An excerpt from a discourse by Osho.

I have been collecting books from my high school days. You will be surprised that by the time I was a matriculate I had read thousands of books and collected hundreds of books of my own and great masterpieces. I was finished with Kahlil Gibran, Dostoevsky, Tolstoy, Chekhov, Gorky, Turgenev — the best as far as writing is concerned. When I was finishing my intermediate I was finished with Socrates, Plato, Aristotle, Bertrand Russell all the philosophers that I could find in any library, in any bookshop, or borrow from anybody.

Osho signing books in his library

In Jabalpur there was one beautiful place where I was an everyday visitor; I would go for at least one or two hours. It was called the Thieves’ Market. Stolen things were sold there, and I was after stolen books because so many people were stealing books and selling them and I was getting such beautiful books. […]

To me the Thieves’ Market has been the best source — even books which were not in the university library I have found in the Thieves’ Market. […]

I once got into trouble because I purchased three hundred books from one shop, simultaneously, in one day, because a whole library of somebody’s had been stolen. Just for one hundred and fifty rupees, three hundred books! I could not leave a single one. I had to borrow money and immediately rush there, and I told that man, “No book should go from here.”

Those books had seals with a certain man’s name and address, and finally the police came.

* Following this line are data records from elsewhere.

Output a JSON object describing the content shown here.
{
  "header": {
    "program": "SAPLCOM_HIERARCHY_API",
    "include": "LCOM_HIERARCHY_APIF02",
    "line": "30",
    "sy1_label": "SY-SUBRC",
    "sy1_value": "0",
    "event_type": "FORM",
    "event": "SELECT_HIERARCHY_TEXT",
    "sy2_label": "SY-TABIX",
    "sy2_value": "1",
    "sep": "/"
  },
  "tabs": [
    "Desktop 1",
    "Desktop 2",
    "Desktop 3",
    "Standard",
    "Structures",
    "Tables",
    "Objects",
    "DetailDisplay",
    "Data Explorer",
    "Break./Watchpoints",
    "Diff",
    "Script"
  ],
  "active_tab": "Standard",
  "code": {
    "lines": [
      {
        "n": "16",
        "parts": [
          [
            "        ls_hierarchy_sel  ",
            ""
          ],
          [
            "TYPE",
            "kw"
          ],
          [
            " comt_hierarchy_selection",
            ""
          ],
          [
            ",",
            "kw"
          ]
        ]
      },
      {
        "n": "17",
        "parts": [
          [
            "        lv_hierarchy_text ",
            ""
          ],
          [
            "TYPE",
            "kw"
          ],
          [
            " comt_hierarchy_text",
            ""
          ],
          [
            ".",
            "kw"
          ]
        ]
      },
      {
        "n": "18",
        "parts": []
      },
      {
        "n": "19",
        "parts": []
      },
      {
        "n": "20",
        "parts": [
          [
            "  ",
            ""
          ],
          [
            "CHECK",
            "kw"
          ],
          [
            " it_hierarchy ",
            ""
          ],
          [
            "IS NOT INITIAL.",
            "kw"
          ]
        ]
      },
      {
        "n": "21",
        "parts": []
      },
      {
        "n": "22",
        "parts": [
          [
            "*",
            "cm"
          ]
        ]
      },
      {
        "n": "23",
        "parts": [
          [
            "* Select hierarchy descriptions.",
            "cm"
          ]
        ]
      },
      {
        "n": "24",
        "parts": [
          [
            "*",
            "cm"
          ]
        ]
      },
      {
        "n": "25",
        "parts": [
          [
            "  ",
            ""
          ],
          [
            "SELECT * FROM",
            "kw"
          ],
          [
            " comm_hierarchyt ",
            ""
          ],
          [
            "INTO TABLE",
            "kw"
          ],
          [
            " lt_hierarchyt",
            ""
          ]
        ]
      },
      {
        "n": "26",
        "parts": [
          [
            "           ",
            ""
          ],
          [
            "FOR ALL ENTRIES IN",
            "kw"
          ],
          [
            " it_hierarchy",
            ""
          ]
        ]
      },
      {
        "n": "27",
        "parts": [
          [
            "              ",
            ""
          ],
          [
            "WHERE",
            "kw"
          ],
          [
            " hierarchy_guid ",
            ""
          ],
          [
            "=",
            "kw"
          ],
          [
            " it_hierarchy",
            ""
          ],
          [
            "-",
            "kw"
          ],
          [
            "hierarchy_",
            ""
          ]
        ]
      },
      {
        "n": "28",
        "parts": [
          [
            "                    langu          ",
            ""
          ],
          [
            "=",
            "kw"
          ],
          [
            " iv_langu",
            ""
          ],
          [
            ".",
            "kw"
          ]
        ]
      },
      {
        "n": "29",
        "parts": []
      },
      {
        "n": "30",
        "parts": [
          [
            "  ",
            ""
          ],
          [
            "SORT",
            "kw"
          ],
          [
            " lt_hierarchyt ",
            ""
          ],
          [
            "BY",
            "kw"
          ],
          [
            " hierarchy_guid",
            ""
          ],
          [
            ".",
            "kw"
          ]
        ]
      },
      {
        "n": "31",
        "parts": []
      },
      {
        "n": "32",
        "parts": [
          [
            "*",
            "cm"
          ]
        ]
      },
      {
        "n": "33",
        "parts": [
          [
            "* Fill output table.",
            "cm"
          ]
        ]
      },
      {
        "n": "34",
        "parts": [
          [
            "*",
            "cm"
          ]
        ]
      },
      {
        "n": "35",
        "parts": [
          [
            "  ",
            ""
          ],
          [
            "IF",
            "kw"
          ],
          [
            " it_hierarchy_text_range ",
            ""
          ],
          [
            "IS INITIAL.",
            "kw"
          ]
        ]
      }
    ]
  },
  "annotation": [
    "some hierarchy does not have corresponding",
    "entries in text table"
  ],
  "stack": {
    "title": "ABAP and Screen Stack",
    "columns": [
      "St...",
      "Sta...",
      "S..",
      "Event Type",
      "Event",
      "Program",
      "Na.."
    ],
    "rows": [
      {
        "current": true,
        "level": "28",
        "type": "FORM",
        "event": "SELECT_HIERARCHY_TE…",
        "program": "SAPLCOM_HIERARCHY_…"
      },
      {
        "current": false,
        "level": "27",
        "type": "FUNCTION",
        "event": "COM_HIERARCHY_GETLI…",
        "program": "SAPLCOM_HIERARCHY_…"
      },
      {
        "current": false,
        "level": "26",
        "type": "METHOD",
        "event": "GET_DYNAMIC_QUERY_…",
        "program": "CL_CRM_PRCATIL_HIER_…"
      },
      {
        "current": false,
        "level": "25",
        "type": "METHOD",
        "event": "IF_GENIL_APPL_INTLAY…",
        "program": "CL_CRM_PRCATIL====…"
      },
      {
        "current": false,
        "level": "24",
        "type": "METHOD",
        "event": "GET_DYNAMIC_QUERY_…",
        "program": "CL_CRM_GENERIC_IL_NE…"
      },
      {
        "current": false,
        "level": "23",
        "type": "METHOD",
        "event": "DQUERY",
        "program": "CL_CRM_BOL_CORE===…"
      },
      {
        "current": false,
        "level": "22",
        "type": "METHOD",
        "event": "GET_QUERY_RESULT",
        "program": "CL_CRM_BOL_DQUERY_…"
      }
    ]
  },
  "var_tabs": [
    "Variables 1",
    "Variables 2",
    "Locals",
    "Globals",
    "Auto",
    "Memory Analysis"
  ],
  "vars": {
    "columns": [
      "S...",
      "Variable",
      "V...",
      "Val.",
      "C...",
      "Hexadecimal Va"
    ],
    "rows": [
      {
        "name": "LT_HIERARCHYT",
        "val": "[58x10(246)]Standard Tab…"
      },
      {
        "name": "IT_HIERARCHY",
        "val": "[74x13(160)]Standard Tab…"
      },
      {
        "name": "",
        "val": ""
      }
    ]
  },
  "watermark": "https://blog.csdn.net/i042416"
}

I said, “Yes, these are the books, and I have purchased them from the Thieves’ Market. In the first place this man is almost ninety years old — he will be dying soon.”

The police inspector said to me, “What are you arguing about?”

I said, “I am simply making things clear to you. This man is going to die sooner or later; these books will be rotten. I can give you these books, but you have to give one hundred and fifty rupees to somebody, because I have borrowed the money. And in fact you cannot catch me because that shopkeeper is there; he will be a witness for me that the books were sold to him. Now, he cannot go on remembering who is selling him old newspapers, and old books; he does not know who has brought them.

So first you have to go to that man and find the thief. If you find the thief get one hundred and fifty rupees from him or from anywhere you want. These books are here, and they cannot be in a better situation anywhere else. And that ninety-year-old man won’t be able to read them again, so what is the fuss?”

The inspector said, “You sound sane, logical, but these are stolen books… and I cannot go against the law.”

I said, “You go according to the law. Go to the place from where I have purchased them — and I have purchased them, I have not stolen them. That shopkeeper has also purchased them, he has not stolen them. So find the thief.”

He said, “But on the book there is a seal and the name.”

I said, “Don’t be worried — next time you come there will be no seal and no name. First you find the thief, then I am always here, at your service.”

And as he went away I tore one page from each, the first empty page which means nothing, and I just signed the books. From that day I started signing my hooks, because it might have come in handy someday if my books were stolen — at least they had my signature and the date. And because I had taken out the first page, I would sign on two or three pages inside also, in case my books were stolen, but they never were.